We try our best to be ahead of the pack and today we can put our feet up and skim read all the reviews of Stephen Chow's Kung Fu Hustle with a very self-satisfied "Oh we saw that ages ago". We hope some of you did too as it was one of our recommendations on multiregional DVD back in March.

We're glad to see Peter Bradshaw in The Guardian following our lead on this one saying "You would have to be very po-faced and hard-hearted not to enjoy this knockabout adventure in surreal fun" Four flying stars there then. The Independent goes down in our estimation for not bothering to review it yet while po-faced, hard-hearted James Christopher over at The Times just doesn't seem to get it:

The result is a ghastly splurge of digital effects.
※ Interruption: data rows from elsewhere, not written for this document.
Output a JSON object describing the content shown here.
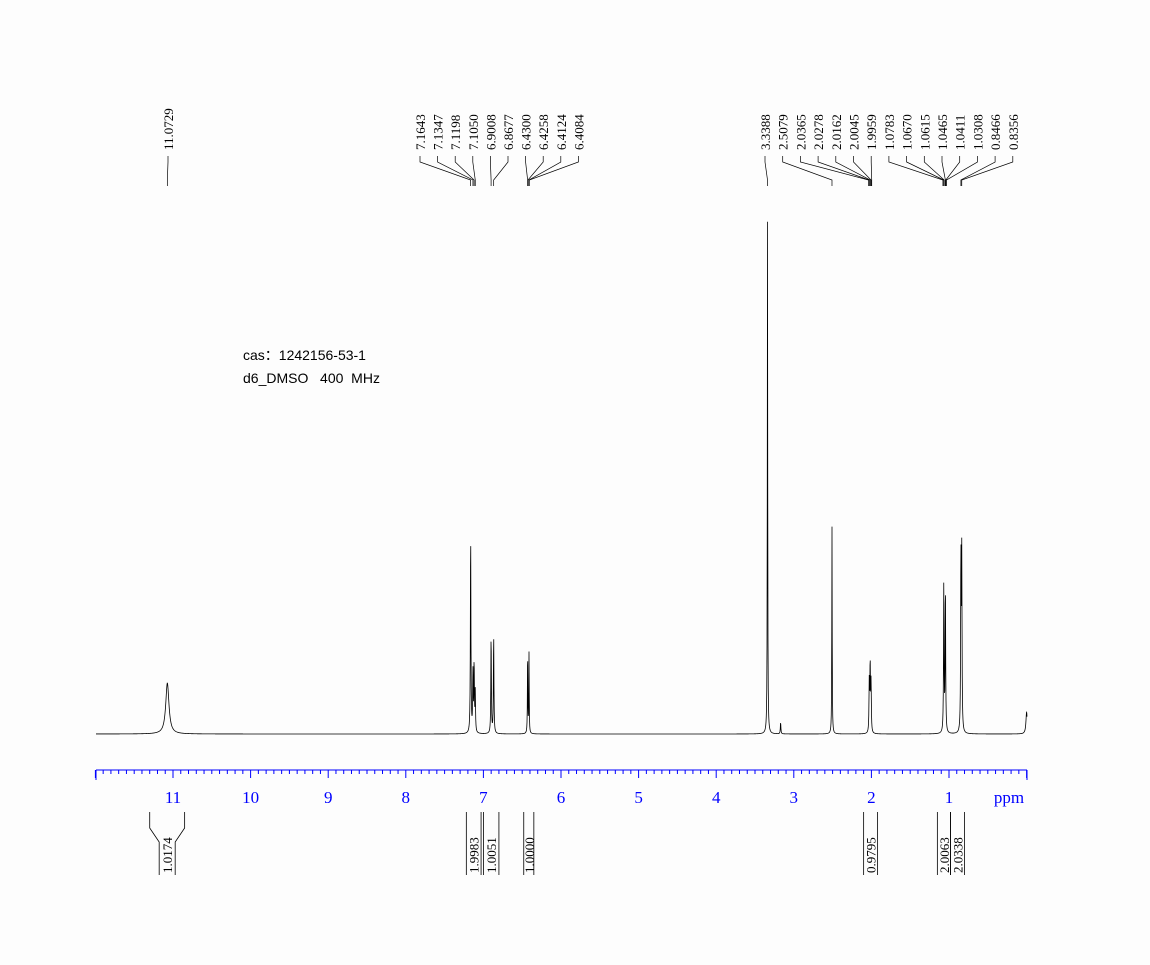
{
  "chart_data": {
    "type": "line",
    "title": "",
    "xlabel": "ppm",
    "xlim": [
      12,
      0
    ],
    "xticks": [
      11,
      10,
      9,
      8,
      7,
      6,
      5,
      4,
      3,
      2,
      1
    ],
    "grid": false,
    "axis_color": "#0000ff",
    "annotations": [
      "cas：1242156-53-1",
      "d6_DMSO   400  MHz"
    ],
    "peak_labels": [
      [
        "11.0729"
      ],
      [
        "7.1643",
        "7.1347",
        "7.1198",
        "7.1050",
        "6.9008",
        "6.8677",
        "6.4300",
        "6.4258",
        "6.4124",
        "6.4084"
      ],
      [
        "3.3388",
        "2.5079",
        "2.0365",
        "2.0278",
        "2.0162",
        "2.0045",
        "1.9959",
        "1.0783",
        "1.0670",
        "1.0615",
        "1.0465",
        "1.0411",
        "1.0308",
        "0.8466",
        "0.8356"
      ]
    ],
    "peaks": [
      {
        "ppm": 11.0729,
        "height": 51,
        "width": 0.025
      },
      {
        "ppm": 7.1643,
        "height": 205,
        "width": 0.004
      },
      {
        "ppm": 7.1347,
        "height": 60,
        "width": 0.004
      },
      {
        "ppm": 7.1198,
        "height": 70,
        "width": 0.004
      },
      {
        "ppm": 7.105,
        "height": 40,
        "width": 0.004
      },
      {
        "ppm": 6.9008,
        "height": 100,
        "width": 0.004
      },
      {
        "ppm": 6.8677,
        "height": 100,
        "width": 0.004
      },
      {
        "ppm": 6.43,
        "height": 88,
        "width": 0.003
      },
      {
        "ppm": 6.4124,
        "height": 80,
        "width": 0.003
      },
      {
        "ppm": 3.3388,
        "height": 513,
        "width": 0.003
      },
      {
        "ppm": 3.17,
        "height": 12,
        "width": 0.004
      },
      {
        "ppm": 2.5079,
        "height": 208,
        "width": 0.003
      },
      {
        "ppm": 2.0278,
        "height": 50,
        "width": 0.004
      },
      {
        "ppm": 2.0162,
        "height": 70,
        "width": 0.004
      },
      {
        "ppm": 2.0045,
        "height": 50,
        "width": 0.004
      },
      {
        "ppm": 1.067,
        "height": 150,
        "width": 0.004
      },
      {
        "ppm": 1.0465,
        "height": 150,
        "width": 0.004
      },
      {
        "ppm": 0.8466,
        "height": 180,
        "width": 0.004
      },
      {
        "ppm": 0.8356,
        "height": 175,
        "width": 0.004
      },
      {
        "ppm": 0.0,
        "height": 22,
        "width": 0.01
      }
    ],
    "integrals": [
      {
        "value": "1.0174",
        "from": 11.3,
        "to": 10.85
      },
      {
        "value": "1.9983",
        "from": 7.22,
        "to": 7.03
      },
      {
        "value": "1.0051",
        "from": 7.0,
        "to": 6.8
      },
      {
        "value": "1.0000",
        "from": 6.48,
        "to": 6.35
      },
      {
        "value": "0.9795",
        "from": 2.1,
        "to": 1.92
      },
      {
        "value": "2.0063",
        "from": 1.15,
        "to": 0.98
      },
      {
        "value": "2.0338",
        "from": 0.98,
        "to": 0.8
      }
    ]
  }
}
There is none of the formality or rigour of dramas such as House of Flying Daggers. The manners are missing. The film sags with primitive melodrama. It laughs too heartily at its own jokes...
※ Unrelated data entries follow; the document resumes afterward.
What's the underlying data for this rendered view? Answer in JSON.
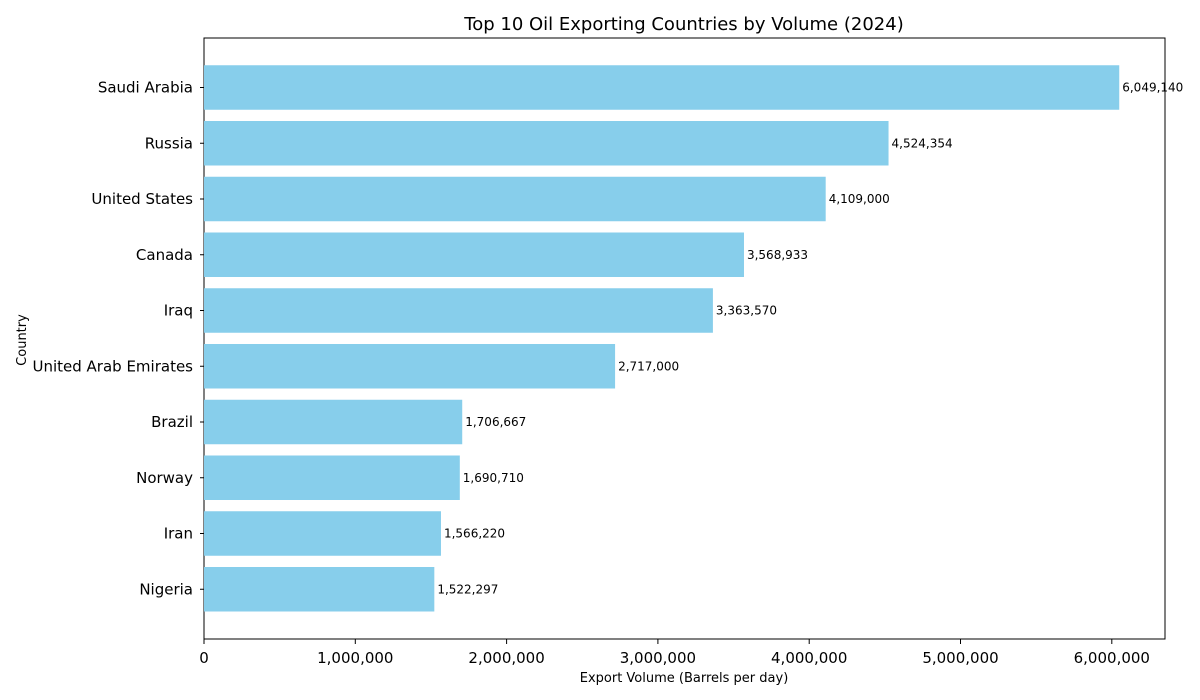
{
  "chart_data": {
    "type": "bar",
    "orientation": "horizontal",
    "title": "Top 10 Oil Exporting Countries by Volume (2024)",
    "xlabel": "Export Volume (Barrels per day)",
    "ylabel": "Country",
    "categories": [
      "Saudi Arabia",
      "Russia",
      "United States",
      "Canada",
      "Iraq",
      "United Arab Emirates",
      "Brazil",
      "Norway",
      "Iran",
      "Nigeria"
    ],
    "values": [
      6049140,
      4524354,
      4109000,
      3568933,
      3363570,
      2717000,
      1706667,
      1690710,
      1566220,
      1522297
    ],
    "value_labels": [
      "6,049,140",
      "4,524,354",
      "4,109,000",
      "3,568,933",
      "3,363,570",
      "2,717,000",
      "1,706,667",
      "1,690,710",
      "1,566,220",
      "1,522,297"
    ],
    "xticks": [
      0,
      1000000,
      2000000,
      3000000,
      4000000,
      5000000,
      6000000
    ],
    "xtick_labels": [
      "0",
      "1,000,000",
      "2,000,000",
      "3,000,000",
      "4,000,000",
      "5,000,000",
      "6,000,000"
    ],
    "xlim": [
      0,
      6351597
    ],
    "grid": false,
    "bar_color": "#87CEEB"
  }
}
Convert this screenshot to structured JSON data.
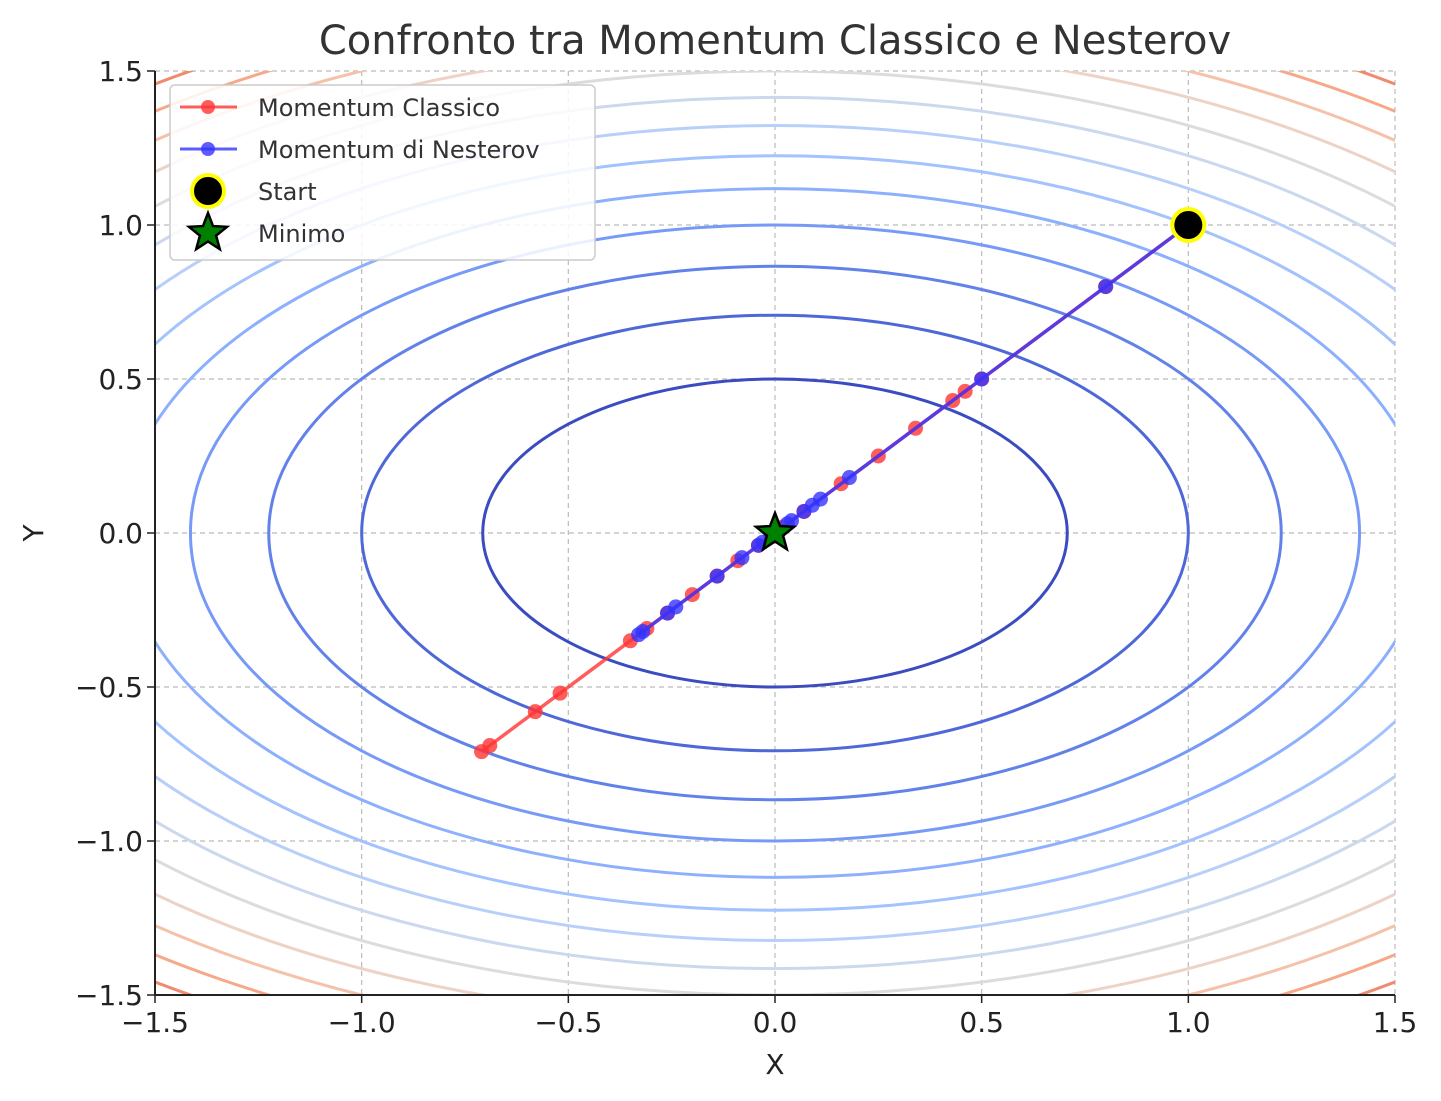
{
  "chart_data": {
    "type": "line",
    "title": "Confronto tra Momentum Classico e Nesterov",
    "xlabel": "X",
    "ylabel": "Y",
    "xlim": [
      -1.5,
      1.5
    ],
    "ylim": [
      -1.5,
      1.5
    ],
    "x_ticks": [
      "−1.5",
      "−1.0",
      "−0.5",
      "0.0",
      "0.5",
      "1.0",
      "1.5"
    ],
    "y_ticks": [
      "−1.5",
      "−1.0",
      "−0.5",
      "0.0",
      "0.5",
      "1.0",
      "1.5"
    ],
    "grid": true,
    "legend_position": "top-left",
    "contour": {
      "function": "f(x, y) = x^2 + 2 y^2",
      "levels": [
        0.5,
        1.0,
        1.5,
        2.0,
        2.5,
        3.0,
        3.5,
        4.0,
        4.5,
        5.0,
        5.5,
        6.0,
        6.5,
        7.0
      ],
      "colormap": "coolwarm",
      "colors": [
        "#3b4cc0",
        "#4e68d8",
        "#6282ea",
        "#779af7",
        "#8db0fe",
        "#a3c2fe",
        "#b8d0f9",
        "#cbd8ee",
        "#dddcdc",
        "#ecd3c5",
        "#f5c1a9",
        "#f7a889",
        "#f08b6e",
        "#de614d"
      ]
    },
    "series": [
      {
        "name": "Momentum Classico",
        "color": "#ff3333",
        "x": [
          1.0,
          0.8,
          0.5,
          0.46,
          0.43,
          0.34,
          0.25,
          0.16,
          0.07,
          0.02,
          -0.04,
          -0.09,
          -0.14,
          -0.2,
          -0.26,
          -0.31,
          -0.35,
          -0.52,
          -0.58,
          -0.69,
          -0.71
        ],
        "y": [
          1.0,
          0.8,
          0.5,
          0.46,
          0.43,
          0.34,
          0.25,
          0.16,
          0.07,
          0.02,
          -0.04,
          -0.09,
          -0.14,
          -0.2,
          -0.26,
          -0.31,
          -0.35,
          -0.52,
          -0.58,
          -0.69,
          -0.71
        ]
      },
      {
        "name": "Momentum di Nesterov",
        "color": "#3333ff",
        "x": [
          1.0,
          0.8,
          0.5,
          0.18,
          0.11,
          0.09,
          0.07,
          0.04,
          0.03,
          -0.01,
          -0.03,
          -0.04,
          -0.08,
          -0.14,
          -0.24,
          -0.26,
          -0.32,
          -0.33
        ],
        "y": [
          1.0,
          0.8,
          0.5,
          0.18,
          0.11,
          0.09,
          0.07,
          0.04,
          0.03,
          -0.01,
          -0.03,
          -0.04,
          -0.08,
          -0.14,
          -0.24,
          -0.26,
          -0.32,
          -0.33
        ]
      }
    ],
    "markers": [
      {
        "name": "Start",
        "x": 1.0,
        "y": 1.0,
        "shape": "circle",
        "fill": "#000000",
        "edge": "#ffff00"
      },
      {
        "name": "Minimo",
        "x": 0.0,
        "y": 0.0,
        "shape": "star",
        "fill": "#008000",
        "edge": "#000000"
      }
    ]
  }
}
Comparing Kung Fu Hustle to House of Flying Daggers is like comparing Brotherhood of the Wolf to The Umbrellas of Cherbourg. We can't stand that kind of lazy reviewing so we'll add Mr Christopher to our List of Dicks until he learns not to compare two completely different movies to one another simply because they both happen to be subtitled.

Speaking of dicks... Ashton Kutcher is back, like a poorly thought out movie monster you just can't kill. This time out he's in generic 'Rom Com' mode (when we were teenagers we'd just call this kind of drivel 'Finger Flicks' and get it over with). Here's Mr Bradshaw then on A Lot Like Love:

Remove the word "Love" from the title, replace it with "When Harry Met Sally Only Completely Rubbish" and you'll have a pretty good idea

Pete, we were backing away as soon as we saw the word 'Kutcher'. Nothing again from the Indy (did they oversleep?), but Wendy Ide manages two stars - albeit with reservations:

Yet however much damage limitation the script crams in, these are still people who open their mouths to show each other the semi-masticated food inside (as if someone as thin as Peet would ever go near a convenience store pie anyway). So they'll finally get together and have lots of little halfwit children. And not only are we meant to care, we're supposed to celebrate?
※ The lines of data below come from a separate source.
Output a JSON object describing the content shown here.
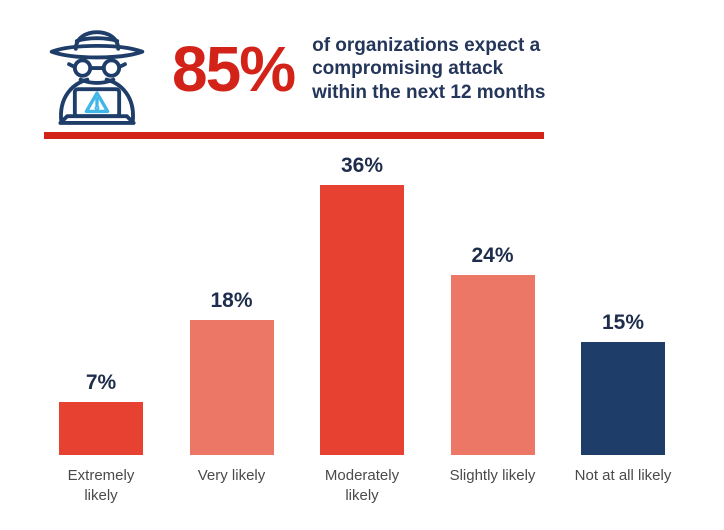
{
  "header": {
    "stat_value": "85%",
    "description": "of organizations expect a compromising attack within the next 12 months"
  },
  "colors": {
    "accent_red": "#d32318",
    "bar_red": "#e74231",
    "bar_salmon": "#ed7766",
    "bar_navy": "#1e3e69",
    "icon_navy": "#1e3e69",
    "icon_lightblue": "#41b6e8",
    "value_label": "#1f2d4d",
    "category_label": "#4a4a4a"
  },
  "icons": {
    "hacker": "hacker-with-laptop-warning-icon"
  },
  "chart_data": {
    "type": "bar",
    "categories": [
      "Extremely likely",
      "Very likely",
      "Moderately likely",
      "Slightly likely",
      "Not at all likely"
    ],
    "values": [
      7,
      18,
      36,
      24,
      15
    ],
    "value_labels": [
      "7%",
      "18%",
      "36%",
      "24%",
      "15%"
    ],
    "bar_colors": [
      "#e74231",
      "#ed7766",
      "#e74231",
      "#ed7766",
      "#1e3e69"
    ],
    "title": "85% of organizations expect a compromising attack within the next 12 months",
    "xlabel": "",
    "ylabel": "",
    "ylim": [
      0,
      40
    ],
    "grid": false,
    "legend": false
  }
}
Ahh Wendy, we've been saying that celebrities should be sterilised for years.

So what's left? Did the Independent see any films this week or did they just work on their tans? Well Anthony Quinn only saw two films, but still managed to stuff them together on the same page so we'll follow his lead and give you a very quick round up of In My Father's Den and Evil. 3 stars for the former ("the last 20 minutes careen off the road into melodrama") and a slightly better 4 stars for the latter ("Not since Tom Brown was persecuted by Flashman has there been such a torrid tale of school bullying as Mikael Hafstrom's splendid drama Evil"). James Christopher is with Quinn on In My Father's Den but Wendy is so-so over Evil - 3 stars each. The Guardian offers a different view with Bradshaw throwing a single star towards Evil ("the solemn anti-bullying message is undermined by its lip-smacking enthusiasm for face-smashing punch-ups") and only 2 stars for Den "in which touristy panoramas of the landscape are given ponderous emphasis and characters do sensitive things like hold a starfish up to the light and gaze at it"

That's your lot then. Go see Kung Fu Hustle in a nice air conditioned cinema and try not to be too mad at the Americans who get to go and see George Romero's Land of the Dead today. Bastards.

Trailer of the week? The Heart Is Deceitful Above All Things.